Hello everyone,
I’ll begin this post by telling you that a few days ago I lost my last surviving grandmother. But more importantly, my mother lost a mother, and my grandfather lost a wife and life partner. Her passing is still very fresh in the hearts of our family, and for some of us I don’t believe the true impact of this loss has been felt yet. She had been sick for some time so her death was not unexpected, but no matter how expected it may have been, death never truly is.
For a while now I’d already steeled myself to accepting the fact that she would not be with us for much longer, all while cherishing what few moments I was able to spend with her. However, the news of her passing affected me in a way that I can’t quite explain. It was a mixture of sadness, relief, acceptance, and nostalgia all rolled into one. The reality is, I didn’t know how I should have felt in that moment. Ever since the death of my father I’ve gotten so used to preparing for loss that now I find myself in a place of emotional uncertainty when it happens. I mean, what’s the proper reaction? What’s the correct emotion? How do you begin to truly mourn the loss of someone that you love? I’ve been playing these mental gymnastics for so long now that it feels like I’m working off muscle memory and just going through the motions. At times I feel like a fraud, emotionally, and that is a personal battle that I will fight over time.

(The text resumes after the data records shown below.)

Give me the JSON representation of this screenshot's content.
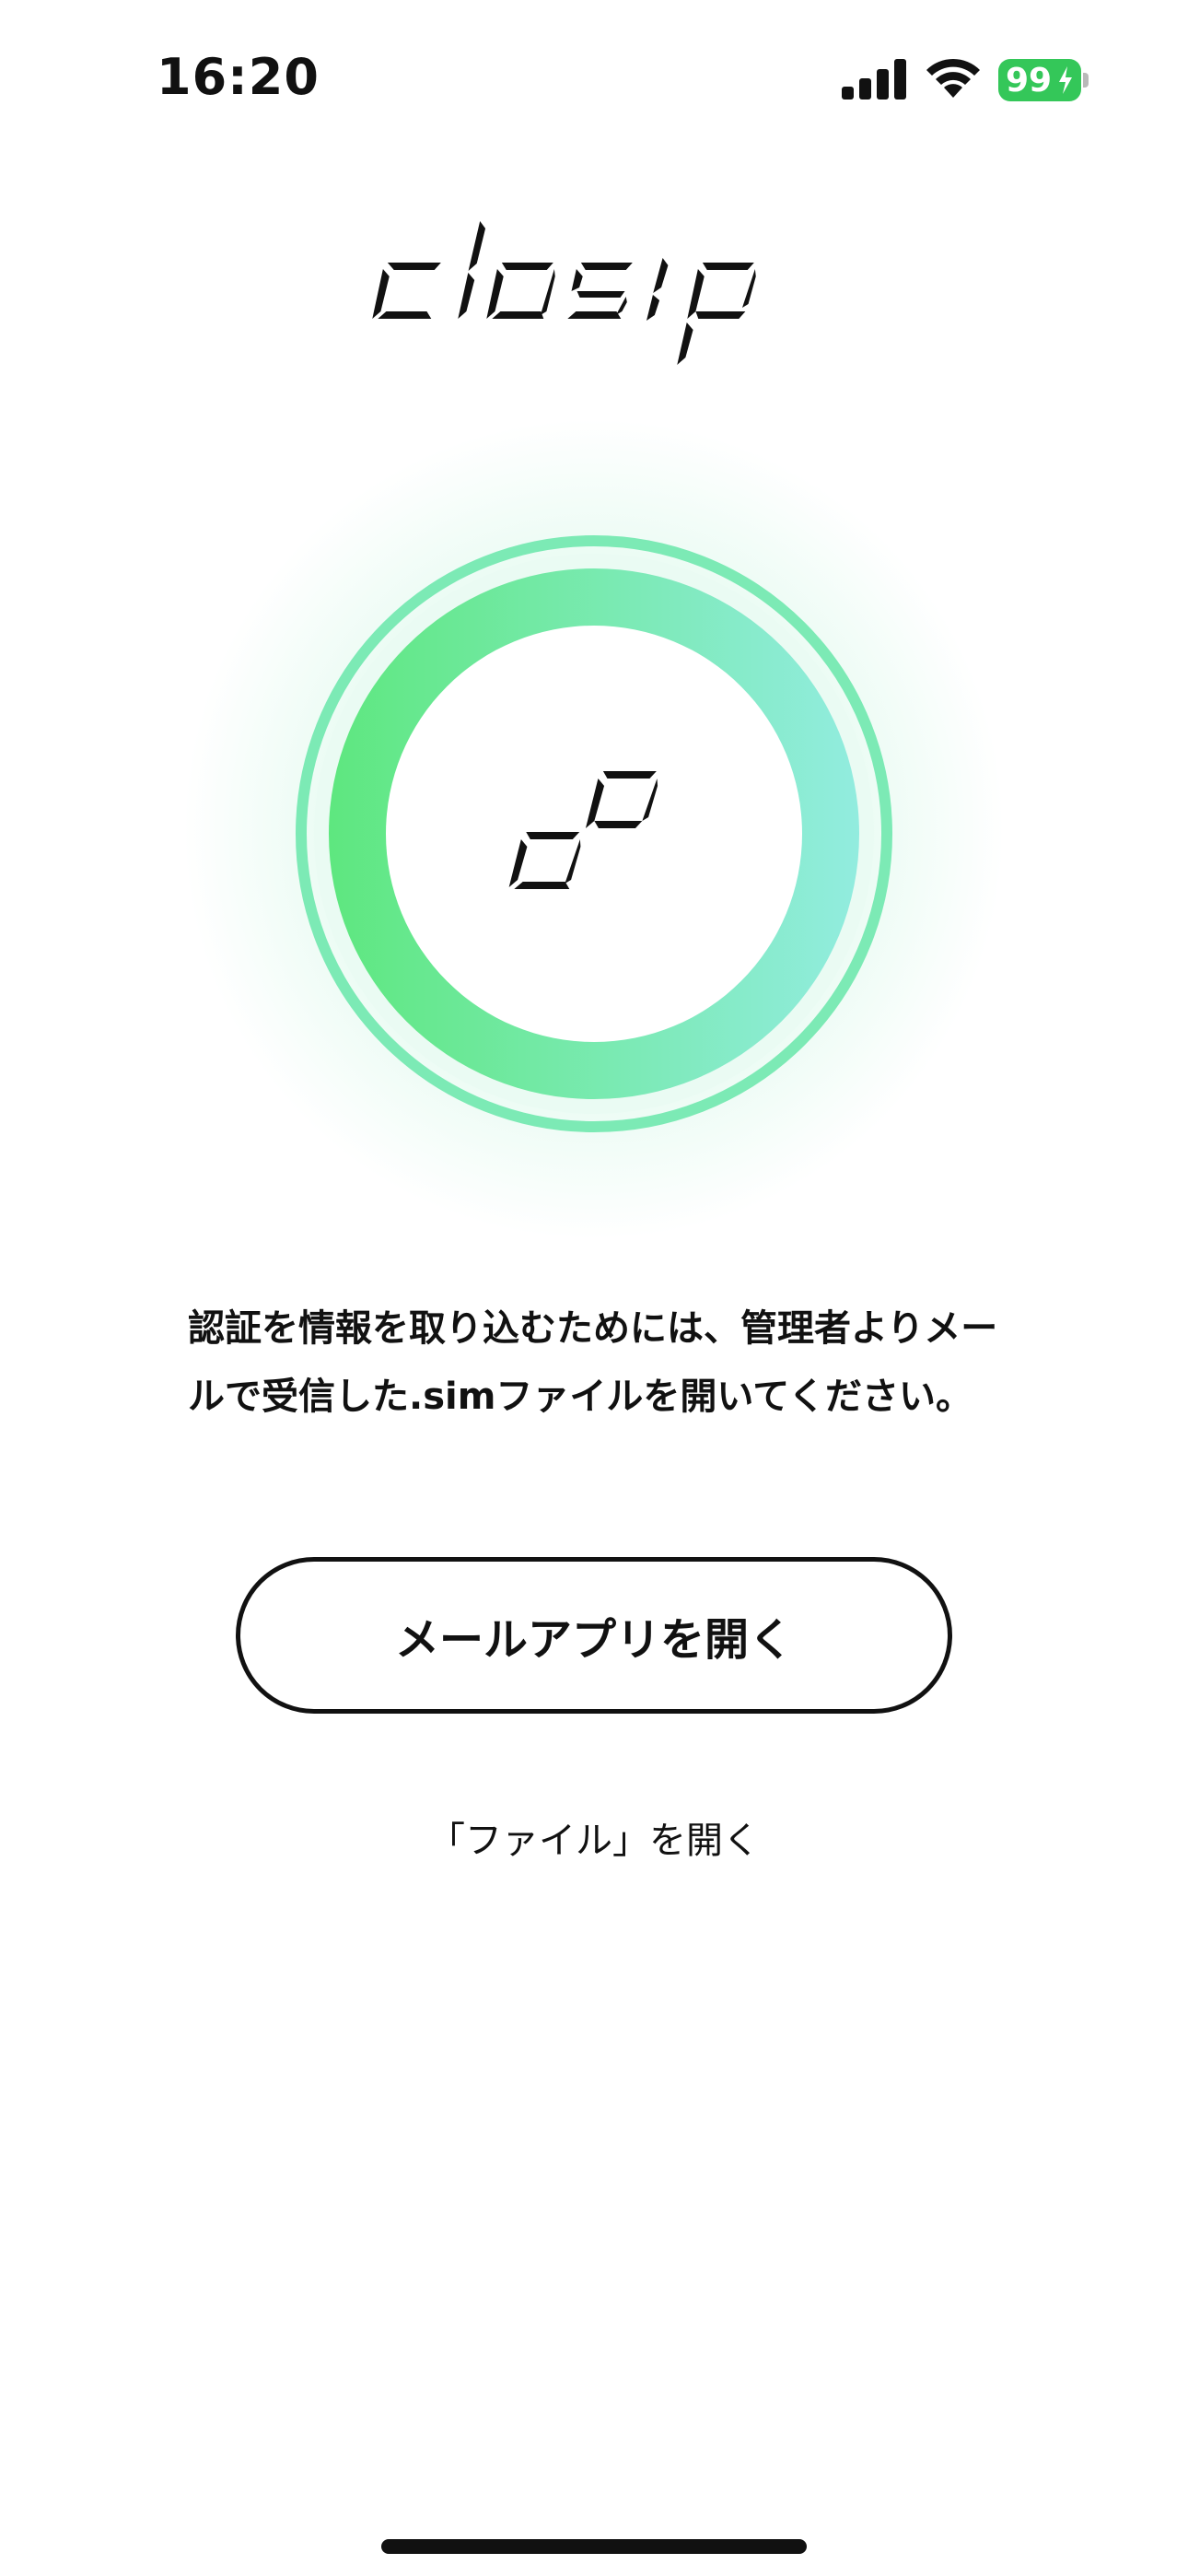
{
  "status_bar": {
    "time": "16:20",
    "battery_level": "99",
    "battery_color": "#34c759",
    "icons": [
      "signal-icon",
      "wifi-icon",
      "battery-icon",
      "charging-bolt-icon"
    ]
  },
  "logo": {
    "text": "closip",
    "icon": "closip-logo"
  },
  "hero": {
    "icon": "closip-link-icon",
    "ring_gradient": [
      "#5ee77f",
      "#92ecdf"
    ],
    "outer_ring_color": "#7ceab5"
  },
  "description": "認証を情報を取り込むためには、管理者よりメールで受信した.simファイルを開いてください。",
  "buttons": {
    "open_mail_label": "メールアプリを開く",
    "open_files_label": "「ファイル」を開く"
  }
}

All that said, my reason for writing this is because the death of my grandmother made me realize something that we too often forget until it’s too late: Time is fleeting, life is short, and once they’re gone you will NEVER get them back. So often death makes us realize the mistakes we’ve made in the life of someone we loved and lost. We start thinking about the extra phone call we didn’t make, the “I love you” that wasn’t said, that hug we just missed out on, or the argument that should’ve never happened. But death is a funny thing because it also reminds us of the special moments we shared, and that’s quite possibly the nostalgia I felt. You think about the laughs, the warmth, the feeling of being loved, and then it all seems to balance itself out in some strange way that can only be explained as the universe finding a way to balance your emotional scales. However, in the end, what truly impacts us is what side of those scales we decide to focus on the most. Will you choose to focus on what you should or shouldn’t have done? Or will you choose to reminisce on the good times, and the bad? And though it may be difficult, perspective matters. So, learn to accept what has already happened because the past cannot be re-written no matter how much we may wish it. Cherish every memory, every experience (good or bad), because those are what made your connection to the one you lost so special. It’s why you miss them, why you smile or shed tears when you think about them. It’s why you will never forget them and why they will live forever.
“Those we love never truly leave us. There are things that death cannot touch.” – Jack Thorne
Rest in Paradise, Melanie Camille. We love you.